Cloud & MLOps ☁️
AWS Data Pipeline

AWS Data Pipeline

AWS Data Pipeline is a web service that you can use to automate the movement and transformation of data. With AWS Data Pipeline, you can define data-driven workflows, so that tasks can be dependent on the successful completion of previous tasks. You define the parameters of your data transformations and AWS Data Pipeline enforces the logic that you've set up. It is a service to move data from one place to another, so it's an ETL service.

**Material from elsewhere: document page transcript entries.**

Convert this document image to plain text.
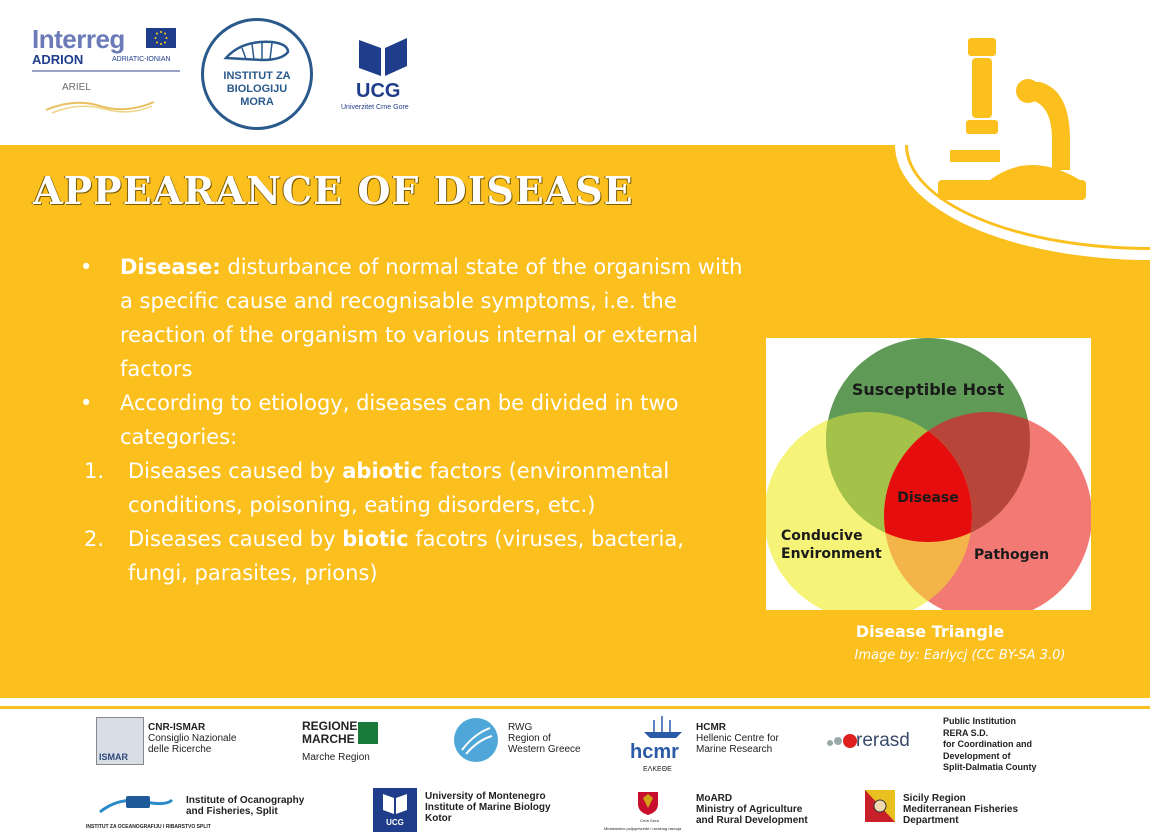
Interreg
ADRION	ADRIATIC-IONIAN
ARIEL
INSTITUT ZA
BIOLOGIJU
MORA	UCG
Univerzitet Crne Gore
APPEARANCE OF DISEASE
•	Disease: disturbance of normal state of the organism with a specific cause and recognisable symptoms, i.e. the reaction of the organism to various internal or external factors
•	According to etiology, diseases can be divided in two categories:
1.	Diseases caused by abiotic factors (environmental conditions, poisoning, eating disorders, etc.)
2.	Diseases caused by biotic facotrs (viruses, bacteria, fungi, parasites, prions)
Susceptible Host
Disease
Conducive
Environment	Pathogen
Disease Triangle
Image by: Earlycj (CC BY-SA 3.0)
ISMAR
CNR-ISMAR
Consiglio Nazionale
delle Ricerche
REGIONE
MARCHE
Marche Region
RWG
Region of
Western Greece hcmr
ΕΛΚΕΘΕ
HCMR
Hellenic Centre for
Marine Research	rerasd
Public Institution
RERA S.D.
for Coordination and
Development of
Split-Dalmatia County
INSTITUT ZA OCEANOGRAFIJU I RIBARSTVO SPLIT
Institute of Ocanography
and Fisheries, Split
UCG
University of Montenegro
Institute of Marine Biology
Kotor	Crna Gora
Ministarstvo poljoprivrede i ruralnog razvoja
MoARD
Ministry of Agriculture
and Rural Development
Sicily Region
Mediterranean Fisheries
Department
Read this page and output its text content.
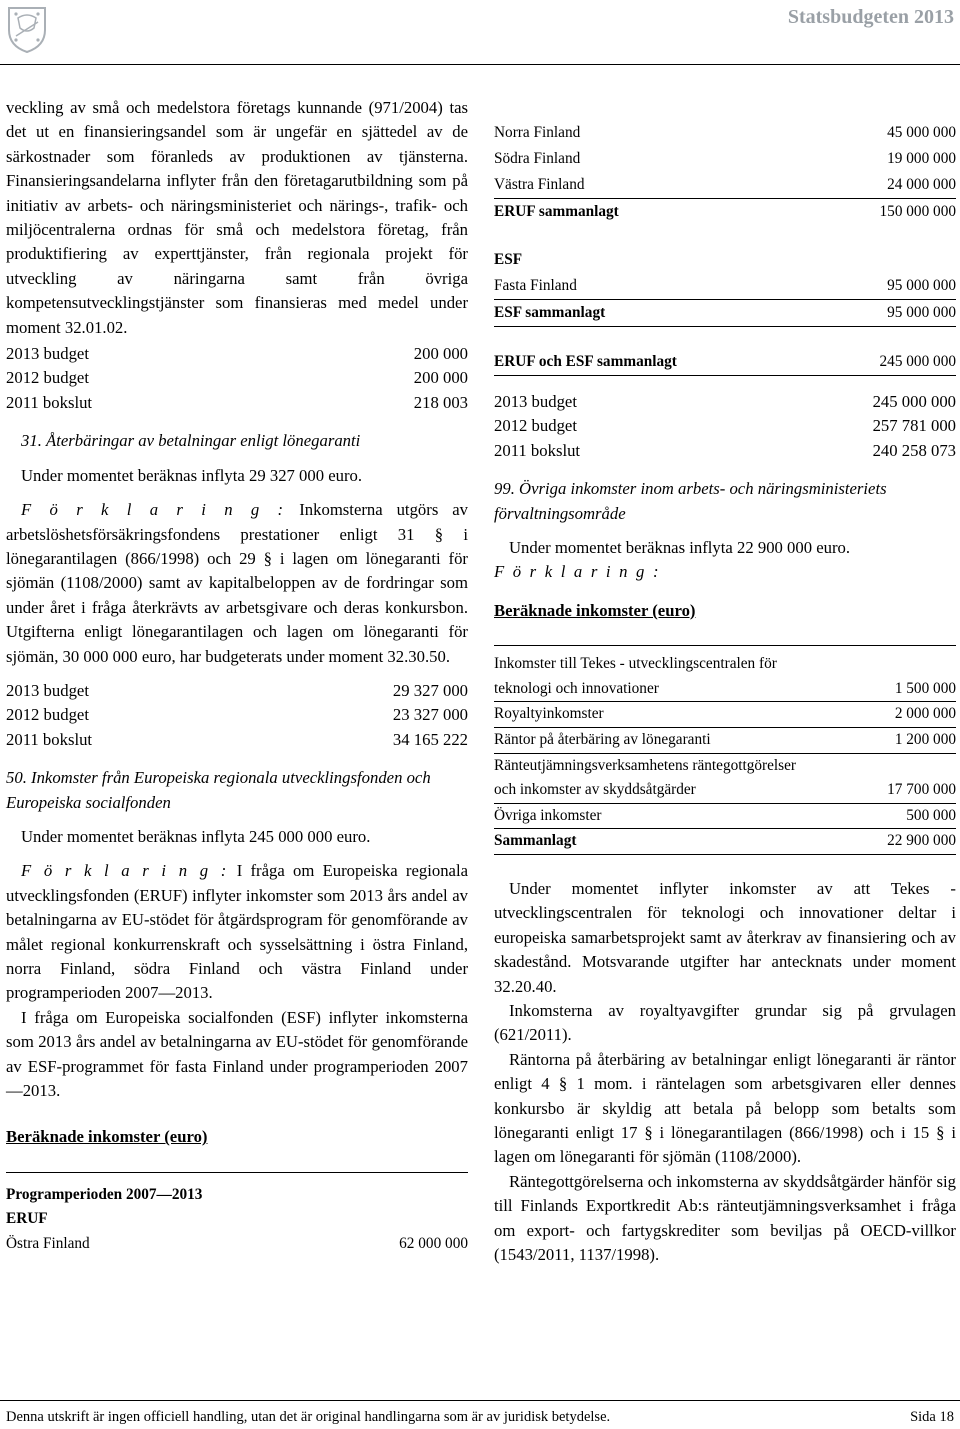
Statsbudgeten 2013

veckling av små och medelstora företags kunnande (971/2004) tas det ut en finansieringsandel som är ungefär en sjättedel av de särkostnader som föranleds av produktionen av tjänsterna. Finansieringsandelarna inflyter från den företagarutbildning som på initiativ av arbets- och näringsministeriet och närings-, trafik- och miljöcentralerna ordnas för små och medelstora företag, från produktifiering av experttjänster, från regionala projekt för utveckling av näringarna samt från övriga kompetensutvecklingstjänster som finansieras med medel under moment 32.01.02.

2013 budget	200 000
2012 budget	200 000
2011 bokslut	218 003

31. Återbäringar av betalningar enligt lönegaranti

Under momentet beräknas inflyta 29 327 000 euro.

F ö r k l a r i n g : Inkomsterna utgörs av arbetslöshetsförsäkringsfondens prestationer enligt 31 § i lönegarantilagen (866/1998) och 29 § i lagen om lönegaranti för sjömän (1108/2000) samt av kapitalbeloppen av de fordringar som under året i fråga återkrävts av arbetsgivare och deras konkursbon. Utgifterna enligt lönegarantilagen och lagen om lönegaranti för sjömän, 30 000 000 euro, har budgeterats under moment 32.30.50.

2013 budget	29 327 000
2012 budget	23 327 000
2011 bokslut	34 165 222

50. Inkomster från Europeiska regionala utvecklingsfonden och Europeiska socialfonden

Under momentet beräknas inflyta 245 000 000 euro.

F ö r k l a r i n g : I fråga om Europeiska regionala utvecklingsfonden (ERUF) inflyter inkomster som 2013 års andel av betalningarna av EU-stödet för åtgärdsprogram för genomförande av målet regional konkurrenskraft och sysselsättning i östra Finland, norra Finland, södra Finland och västra Finland under programperioden 2007—2013.

I fråga om Europeiska socialfonden (ESF) inflyter inkomsterna som 2013 års andel av betalningarna av EU-stödet för genomförande av ESF-programmet för fasta Finland under programperioden 2007—2013.

Beräknade inkomster (euro)

Programperioden 2007—2013

ERUF

Östra Finland	62 000 000
Norra Finland	45 000 000
Södra Finland	19 000 000
Västra Finland	24 000 000
ERUF sammanlagt	150 000 000

ESF

Fasta Finland	95 000 000
ESF sammanlagt	95 000 000
ERUF och ESF sammanlagt	245 000 000
2013 budget	245 000 000
2012 budget	257 781 000
2011 bokslut	240 258 073

99. Övriga inkomster inom arbets- och näringsministeriets förvaltningsområde

Under momentet beräknas inflyta 22 900 000 euro.

F ö r k l a r i n g :

Beräknade inkomster (euro)

Inkomster till Tekes - utvecklingscentralen för

teknologi och innovationer	1 500 000
Royaltyinkomster	2 000 000
Räntor på återbäring av lönegaranti	1 200 000

Ränteutjämningsverksamhetens räntegottgörelser

och inkomster av skyddsåtgärder	17 700 000
Övriga inkomster	500 000
Sammanlagt	22 900 000

Under momentet inflyter inkomster av att Tekes - utvecklingscentralen för teknologi och innovationer deltar i europeiska samarbetsprojekt samt av återkrav av finansiering och av skadestånd. Motsvarande utgifter har antecknats under moment 32.20.40.

Inkomsterna av royaltyavgifter grundar sig på grvulagen (621/2011).

Räntorna på återbäring av betalningar enligt lönegaranti är räntor enligt 4 § 1 mom. i räntelagen som arbetsgivaren eller dennes konkursbo är skyldig att betala på belopp som betalts som lönegaranti enligt 17 § i lönegarantilagen (866/1998) och i 15 § i lagen om lönegaranti för sjömän (1108/2000).

Räntegottgörelserna och inkomsterna av skyddsåtgärder hänför sig till Finlands Exportkredit Ab:s ränteutjämningsverksamhet i fråga om export- och fartygskrediter som beviljas på OECD-villkor (1543/2011, 1137/1998).

Denna utskrift är ingen officiell handling, utan det är original handlingarna som är av juridisk betydelse.	Sida 18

  • Popular destinations include S3, RDS, DynamoDB, Redshift and EMR

  • Manages task dependencies

    • It is just an orchestrator

    • The actual ETL doesn't happen within Data Pipeline, it happens in an EC2 instance managed by Data Pipeline

  • As an orchestrator, it has the capability to retry and notifies on failures

  • Data sources may be on-premises

  • Highly available

    • No reason to fail, and if it does, it will fall over onto another instance

Say you have an RDS database and it contains a data set you would like to perform some machine learning on. As such, you want to move it into an S3 Bucket so that you can use, for example, SageMaker. How do we move data from RDS into S3?

Here, we would spin up an AWS data pipeline and it would create an EC2 instance (or many) that will be managed by data pipeline. These EC2 instances would be tasked with moving data from RDS, all the way into the S3 Buckets. But this doesn't work just for RDS, it also works, for example, for Dynamo DB to do the exact same process.

AWS Data Pipeline vs Glue

Glue:

  • Glue ETL - Run Apache Spark code (Scala or Python based) focus on the ETL

  • Glue ETL - Do not worry about configuring or managing the resources

  • Data Catalog to make the data available to Athena or Redshift Spectrum

  • Here all the resources belong to AWS

Data Pipeline:

  • Orchestration service

  • More control over the environment, compute resources that run code, & code

  • Allows access to EC2 or EMR instances (creates resources in your own account)

They're both ETL services but glue is very Apache Spark focused, just ETL focused, making some transformations whereas data pipeline gives you a bit more control, is an orchestration service, and runs on EC2 instances or EMR instances from within your own accounts.